Lorsqu'il s'agit de la nationalité par acquisition qui s'obtient soit par l'adoption, soit par le mariage, soit par décision de l'autorité (naturalisation ou réintégration). Ici la contestation va porter sur la manière dont vous avez acquis la nationalité ivoirienne. Pour un enfant adopté, c'est la remise en cause de cette adoption ; pour l'acquisition de la nationalité par le mariage, c'est la remise en cause soit du mariage, soit des conséquences attachées à ce mariage. En effet, ce mariage peut bien exister, mais il peut ne pas permettre à l'étranger d'acquérir la nationalité ivoirienne. C'est le cas par exemple d'un étranger qui se marie à une ivoirienne à l'étranger devant les autorités compétentes étrangères. Pour ce qui est de la naturalisation et de la réintégration, la contestation va consister à remettre en cause cette naturalisation ou cette réintégration qui n'a jamais existé.
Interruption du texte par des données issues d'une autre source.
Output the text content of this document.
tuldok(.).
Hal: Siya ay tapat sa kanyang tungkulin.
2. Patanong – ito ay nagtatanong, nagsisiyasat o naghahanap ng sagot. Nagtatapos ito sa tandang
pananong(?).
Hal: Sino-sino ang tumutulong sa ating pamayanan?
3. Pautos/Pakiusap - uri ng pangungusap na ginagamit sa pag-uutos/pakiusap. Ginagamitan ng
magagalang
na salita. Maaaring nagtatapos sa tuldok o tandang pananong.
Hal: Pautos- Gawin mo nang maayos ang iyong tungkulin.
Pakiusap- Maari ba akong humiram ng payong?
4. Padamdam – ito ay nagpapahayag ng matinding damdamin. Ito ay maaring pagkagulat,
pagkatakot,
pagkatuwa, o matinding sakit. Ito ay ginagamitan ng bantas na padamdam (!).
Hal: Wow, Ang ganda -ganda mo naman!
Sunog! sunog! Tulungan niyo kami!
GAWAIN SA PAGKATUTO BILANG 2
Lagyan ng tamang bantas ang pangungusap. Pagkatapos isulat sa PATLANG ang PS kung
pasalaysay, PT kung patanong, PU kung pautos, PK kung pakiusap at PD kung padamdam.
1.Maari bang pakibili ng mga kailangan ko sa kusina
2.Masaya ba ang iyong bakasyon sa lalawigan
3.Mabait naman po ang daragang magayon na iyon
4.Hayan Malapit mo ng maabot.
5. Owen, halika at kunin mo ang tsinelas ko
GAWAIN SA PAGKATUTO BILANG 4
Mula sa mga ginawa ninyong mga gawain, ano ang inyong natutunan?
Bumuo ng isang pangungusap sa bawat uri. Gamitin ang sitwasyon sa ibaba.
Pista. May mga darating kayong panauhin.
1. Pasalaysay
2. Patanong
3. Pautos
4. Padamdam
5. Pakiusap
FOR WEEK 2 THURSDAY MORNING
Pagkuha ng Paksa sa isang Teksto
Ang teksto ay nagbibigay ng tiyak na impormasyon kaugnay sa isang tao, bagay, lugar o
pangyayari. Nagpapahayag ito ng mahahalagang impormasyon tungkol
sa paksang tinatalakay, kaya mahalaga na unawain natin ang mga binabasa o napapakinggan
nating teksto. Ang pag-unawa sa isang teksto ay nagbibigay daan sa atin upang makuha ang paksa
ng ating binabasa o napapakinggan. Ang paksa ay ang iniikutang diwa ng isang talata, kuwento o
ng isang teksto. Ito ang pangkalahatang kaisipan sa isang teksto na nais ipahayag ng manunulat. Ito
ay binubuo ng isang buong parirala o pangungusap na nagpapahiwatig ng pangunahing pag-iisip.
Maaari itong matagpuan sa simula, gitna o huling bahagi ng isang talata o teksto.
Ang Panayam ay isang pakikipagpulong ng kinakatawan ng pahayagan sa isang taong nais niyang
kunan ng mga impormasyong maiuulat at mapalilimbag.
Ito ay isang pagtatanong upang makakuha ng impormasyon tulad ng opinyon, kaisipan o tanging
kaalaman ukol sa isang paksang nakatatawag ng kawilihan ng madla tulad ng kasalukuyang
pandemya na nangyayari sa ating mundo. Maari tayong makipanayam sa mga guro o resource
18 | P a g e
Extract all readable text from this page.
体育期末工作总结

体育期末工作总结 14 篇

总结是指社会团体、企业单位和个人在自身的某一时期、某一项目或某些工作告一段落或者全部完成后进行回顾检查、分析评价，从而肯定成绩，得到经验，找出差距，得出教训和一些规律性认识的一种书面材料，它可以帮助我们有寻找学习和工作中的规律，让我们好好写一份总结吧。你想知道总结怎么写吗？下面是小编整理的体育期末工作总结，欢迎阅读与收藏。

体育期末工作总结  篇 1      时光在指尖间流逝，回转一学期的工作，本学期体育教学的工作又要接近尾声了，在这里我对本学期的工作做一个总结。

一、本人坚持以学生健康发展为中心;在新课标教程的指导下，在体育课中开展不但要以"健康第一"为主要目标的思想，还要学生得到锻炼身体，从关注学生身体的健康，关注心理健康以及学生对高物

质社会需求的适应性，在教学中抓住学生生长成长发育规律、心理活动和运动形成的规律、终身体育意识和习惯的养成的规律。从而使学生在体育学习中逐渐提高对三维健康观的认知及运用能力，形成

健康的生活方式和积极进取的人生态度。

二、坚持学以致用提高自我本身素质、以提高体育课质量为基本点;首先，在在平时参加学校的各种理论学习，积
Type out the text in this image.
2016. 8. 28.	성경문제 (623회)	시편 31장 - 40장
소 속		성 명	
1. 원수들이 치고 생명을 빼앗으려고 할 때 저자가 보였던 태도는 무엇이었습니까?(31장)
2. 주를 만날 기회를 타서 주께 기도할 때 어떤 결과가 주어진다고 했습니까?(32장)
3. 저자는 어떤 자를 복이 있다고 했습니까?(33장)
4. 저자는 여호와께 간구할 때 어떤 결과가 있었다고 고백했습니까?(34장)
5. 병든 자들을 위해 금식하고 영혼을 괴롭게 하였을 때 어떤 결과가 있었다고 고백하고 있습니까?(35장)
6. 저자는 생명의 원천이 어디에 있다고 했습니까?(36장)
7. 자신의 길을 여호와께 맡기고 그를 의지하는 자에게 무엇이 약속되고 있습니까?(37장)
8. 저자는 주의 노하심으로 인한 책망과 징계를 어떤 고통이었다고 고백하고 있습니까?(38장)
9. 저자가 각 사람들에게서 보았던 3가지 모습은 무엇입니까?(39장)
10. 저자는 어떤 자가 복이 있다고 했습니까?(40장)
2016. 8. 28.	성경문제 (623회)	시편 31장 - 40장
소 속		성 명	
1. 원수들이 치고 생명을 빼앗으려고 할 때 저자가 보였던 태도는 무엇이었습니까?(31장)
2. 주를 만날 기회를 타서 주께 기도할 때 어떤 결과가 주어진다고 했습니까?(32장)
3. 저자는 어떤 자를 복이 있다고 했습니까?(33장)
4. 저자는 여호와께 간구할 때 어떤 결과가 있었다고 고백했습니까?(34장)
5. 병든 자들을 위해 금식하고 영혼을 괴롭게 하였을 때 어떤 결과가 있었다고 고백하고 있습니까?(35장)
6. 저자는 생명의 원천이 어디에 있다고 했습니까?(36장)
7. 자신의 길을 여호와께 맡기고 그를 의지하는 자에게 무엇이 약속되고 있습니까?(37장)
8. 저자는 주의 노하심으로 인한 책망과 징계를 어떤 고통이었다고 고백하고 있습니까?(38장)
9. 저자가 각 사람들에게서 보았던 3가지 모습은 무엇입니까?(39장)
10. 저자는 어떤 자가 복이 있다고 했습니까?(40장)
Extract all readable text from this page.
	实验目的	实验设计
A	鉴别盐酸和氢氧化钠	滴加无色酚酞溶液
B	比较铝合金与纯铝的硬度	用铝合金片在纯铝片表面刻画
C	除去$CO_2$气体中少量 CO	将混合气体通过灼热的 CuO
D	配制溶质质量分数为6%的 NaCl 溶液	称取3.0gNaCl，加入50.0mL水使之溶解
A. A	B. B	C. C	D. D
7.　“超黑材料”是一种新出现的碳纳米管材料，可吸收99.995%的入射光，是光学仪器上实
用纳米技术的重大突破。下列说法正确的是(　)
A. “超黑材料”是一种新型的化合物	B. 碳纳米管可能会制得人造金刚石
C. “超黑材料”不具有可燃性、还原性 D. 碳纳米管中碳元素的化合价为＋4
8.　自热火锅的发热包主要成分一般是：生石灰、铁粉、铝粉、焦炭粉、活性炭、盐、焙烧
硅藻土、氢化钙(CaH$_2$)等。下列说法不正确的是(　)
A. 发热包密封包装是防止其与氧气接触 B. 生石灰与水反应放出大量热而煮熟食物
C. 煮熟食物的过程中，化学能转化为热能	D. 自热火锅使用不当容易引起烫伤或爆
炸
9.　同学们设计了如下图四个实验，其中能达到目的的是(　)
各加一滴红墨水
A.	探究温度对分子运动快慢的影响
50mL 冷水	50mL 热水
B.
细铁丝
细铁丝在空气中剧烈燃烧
Comme vous le voyez bien, c'est la base même des conditions d'obtention de la nationalité ivoirienne qui est remise en cause.
Qu’en est-il de M Thiam ?
Dans le cas Tidjane Thiam, les requérants n'ont jamais remis en cause sa filiation ivoirienne. Ils n'ont jamais déclaré qu'il n'est pas Ivoirien. Ils se sont contentés de dire et de démontrer qu'au moment où il s'inscrivait sur la liste électorale, il avait la nationalité française exclusive car ayant perdu la nationalité ivoirienne en application de l'article 48 du code de la nationalité ivoirienne.
Revenons au constat de la nationalité. Comment fonctionne-t-il ?
Pour ce qui est du constat de la nationalité, il s'agit d'apprécier à l'instant précis la nationalité dont dispose l'individu en application du droit en vigueur. La question qui se pose est de savoir, à cet instant précis, quelle était la nationalité de l'individu : était-il Français ou Ivoirien ? C'est ce constat qu'a fait le tribunal en disant qu'au moment où M Thiam s'inscrivait sur la liste électorale, il était Français en application de l’article 48 du code de la nationalité parce qu'il avait perdu la nationalité ivoirienne depuis le 24 février 1987.